A mãe dele encontrava-se mil léguas para sul, em segurança, com as irmãs e o irmão mais novo, Dickon, na fortaleza em Monte Chifre. Ela não pode me ouvir, e a Mãe no Céu também não. A Mãe era misericordiosa, os septões eram unânimes em afirmá-lo, mas os Sete não tinham poder para lá da Muralha. Ali eram os velhos deuses que governavam, os deuses sem nome das árvores, dos lobos e das neves.

– Piedade – sussurrou então, para qualquer deus que estivesse ouvindo, velho ou novo, ou até para demônios –, oh, piedade, piedade de mim, piedade de mim.

Maslyn gritou por piedade. Por que teria se lembrado subitamente daquilo? Não era nada que quisesse recordar. O homem tinha tropeçado para trás, deixando cair a espada, suplicando, rendendo-se, chegando mesmo a arrancar a grossa luva negra e atirando-a à sua frente como se fosse uma manopla. Ainda guinchava, pedindo trégua, quando a criatura o ergueu no ar pelo pescoço e quase arrancou sua cabeça. Nos mortos, não resta qualquer piedade, e os Outros... não, não devo pensar nisso, não pense, não se lembre, limite-se a andar, limite-se a andar, limite-se a andar.

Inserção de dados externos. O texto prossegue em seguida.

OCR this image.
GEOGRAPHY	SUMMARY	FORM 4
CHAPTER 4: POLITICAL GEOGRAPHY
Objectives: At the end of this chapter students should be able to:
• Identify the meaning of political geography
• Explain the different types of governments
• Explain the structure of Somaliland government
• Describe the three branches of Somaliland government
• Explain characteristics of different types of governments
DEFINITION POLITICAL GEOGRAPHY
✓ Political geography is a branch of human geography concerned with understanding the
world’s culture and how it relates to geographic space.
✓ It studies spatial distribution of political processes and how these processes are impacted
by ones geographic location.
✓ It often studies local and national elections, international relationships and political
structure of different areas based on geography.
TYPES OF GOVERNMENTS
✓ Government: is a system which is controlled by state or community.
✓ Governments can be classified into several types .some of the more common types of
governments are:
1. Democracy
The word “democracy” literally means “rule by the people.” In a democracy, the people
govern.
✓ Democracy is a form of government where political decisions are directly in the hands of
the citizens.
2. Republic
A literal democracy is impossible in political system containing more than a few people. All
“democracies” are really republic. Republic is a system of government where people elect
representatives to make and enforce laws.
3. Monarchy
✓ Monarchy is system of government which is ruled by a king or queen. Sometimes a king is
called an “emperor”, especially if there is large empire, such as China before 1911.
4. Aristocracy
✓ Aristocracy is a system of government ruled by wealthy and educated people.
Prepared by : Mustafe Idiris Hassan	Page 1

Soluçando, deu outro passo.

Uma raiz escondida sob a neve pegou na ponta de seu pé, e Sam tropeçou e caiu pesadamente sobre um joelho com tanta força que mordeu a língua. Sentiu o sabor do sangue na boca, mais quente do que qualquer outra coisa que havia saboreado desde o Punho. Este é o fim, pensou. Agora que caíra, não parecia ser capaz de encontrar as forças necessárias para voltar a se levantar. Tateou um ramo de árvore e agarrou-o com força, tentando puxar-se e ficar de pé, mas suas pernas enrijecidas não conseguiam aguentá-lo. A cota de malha era pesada demais, e ele gordo demais, e fraco demais, e estava cansado demais.

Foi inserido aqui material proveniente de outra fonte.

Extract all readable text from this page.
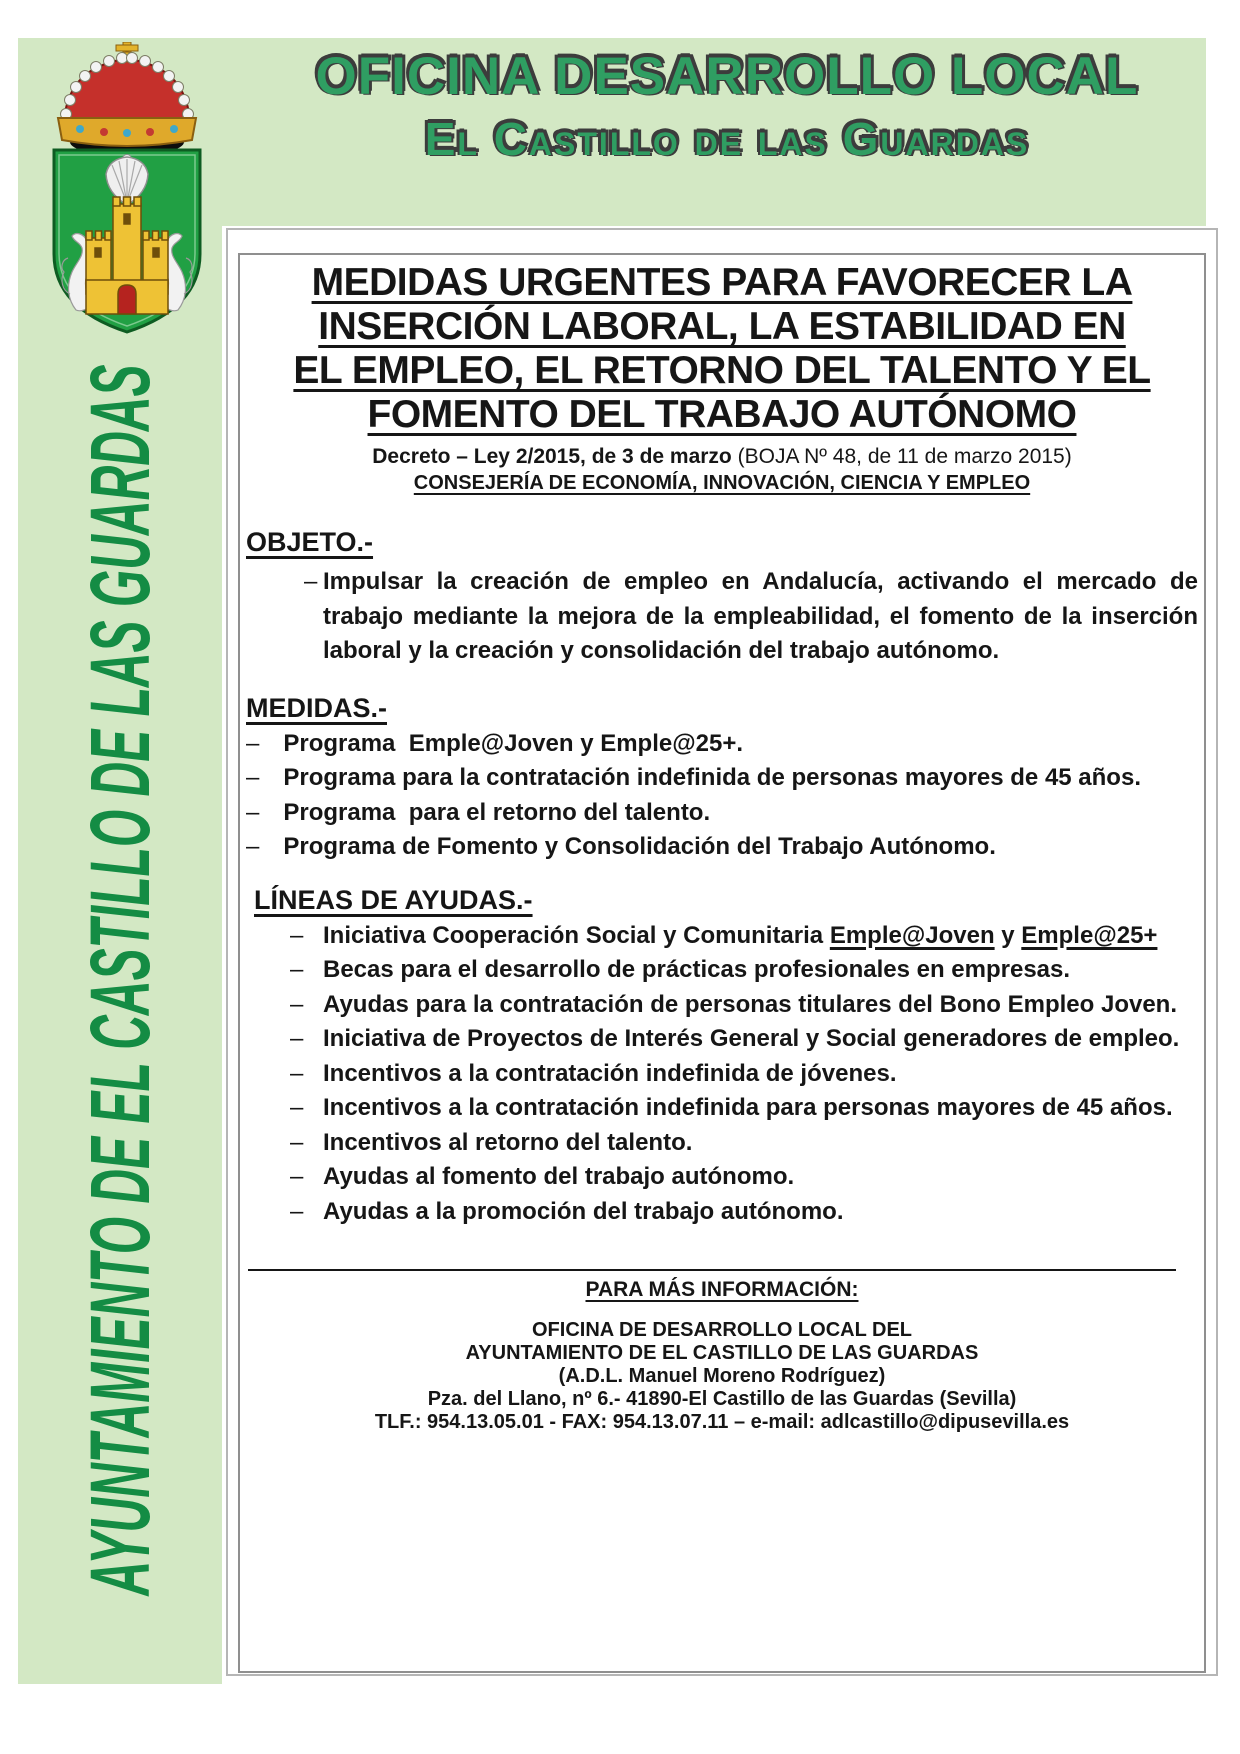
OFICINA DESARROLLO LOCAL
El Castillo de las Guardas
AYUNTAMIENTO DE EL CASTILLO DE LAS GUARDAS
MEDIDAS URGENTES PARA FAVORECER LA
INSERCIÓN LABORAL, LA ESTABILIDAD EN
EL EMPLEO, EL RETORNO DEL TALENTO Y EL
FOMENTO DEL TRABAJO AUTÓNOMO
Decreto – Ley 2/2015, de 3 de marzo (BOJA Nº 48, de 11 de marzo 2015)
CONSEJERÍA DE ECONOMÍA, INNOVACIÓN, CIENCIA Y EMPLEO
OBJETO.-

– Impulsar la creación de empleo en Andalucía, activando el mercado de trabajo mediante la mejora de la empleabilidad, el fomento de la inserción laboral y la creación y consolidación del trabajo autónomo.

MEDIDAS.-

– Programa  Emple@Joven y Emple@25+.

– Programa para la contratación indefinida de personas mayores de 45 años.

– Programa  para el retorno del talento.

– Programa de Fomento y Consolidación del Trabajo Autónomo.

LÍNEAS DE AYUDAS.-

– Iniciativa Cooperación Social y Comunitaria Emple@Joven y Emple@25+

– Becas para el desarrollo de prácticas profesionales en empresas.

– Ayudas para la contratación de personas titulares del Bono Empleo Joven.

– Iniciativa de Proyectos de Interés General y Social generadores de empleo.

– Incentivos a la contratación indefinida de jóvenes.

– Incentivos a la contratación indefinida para personas mayores de 45 años.

– Incentivos al retorno del talento.

– Ayudas al fomento del trabajo autónomo.

– Ayudas a la promoción del trabajo autónomo.

PARA MÁS INFORMACIÓN:
OFICINA DE DESARROLLO LOCAL DEL
AYUNTAMIENTO DE EL CASTILLO DE LAS GUARDAS
(A.D.L. Manuel Moreno Rodríguez)
Pza. del Llano, nº 6.- 41890-El Castillo de las Guardas (Sevilla)
TLF.: 954.13.05.01 - FAX: 954.13.07.11 – e-mail: adlcastillo@dipusevilla.es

– Fique em pé, Porquinho – rosnou alguém ao passar, mas Sam não ligou. Vou apenas ficar deitado na neve e fechar os olhos. Não seria assim tão ruim morrer ali. Não havia como ser mais frio e, após algum tempo, não seria capaz de sentir a dor na parte de baixo das costas ou a terrível dor nos ombros, assim como já não sentia os pés. Não serei o primeiro a morrer, eles não poderão dizer que fui. Centenas de homens tinham morrido no Punho, tinham morrido por toda a sua volta, e muitos morreram depois, ele viu. Tremendo, Sam largou a árvore e deixou-se cair na neve. Sabia que era fria e úmida, mas quase não conseguia senti-la através de todas as suas roupas. Fixou os olhos no alto, no céu branco, enquanto flocos de neve pousavam na sua barriga, no seu peito e nas suas pálpebras. A neve vai me cobrir como uma espessa manta branca. Ficarei quente sob a neve e, se falarem de mim, terão de dizer que morri como um homem da Patrulha da Noite. Foi o que fiz. Foi o que fiz. Cumpri meu dever. Ninguém pode dizer que quebrei o juramento. Sou gordo, fraco e covarde, mas cumpri o meu dever.

Os corvos estavam sob sua responsabilidade. Foi por isso que o trouxeram. Sam não queria vir, lhes dissera que não, revelara a todos o grande covarde que era. Mas Meistre Aemon era muito velho e também cego, por isso enviaram Sam para cuidar dos corvos. O Senhor Comandante dera-lhe as suas ordens quando acamparam no Punho.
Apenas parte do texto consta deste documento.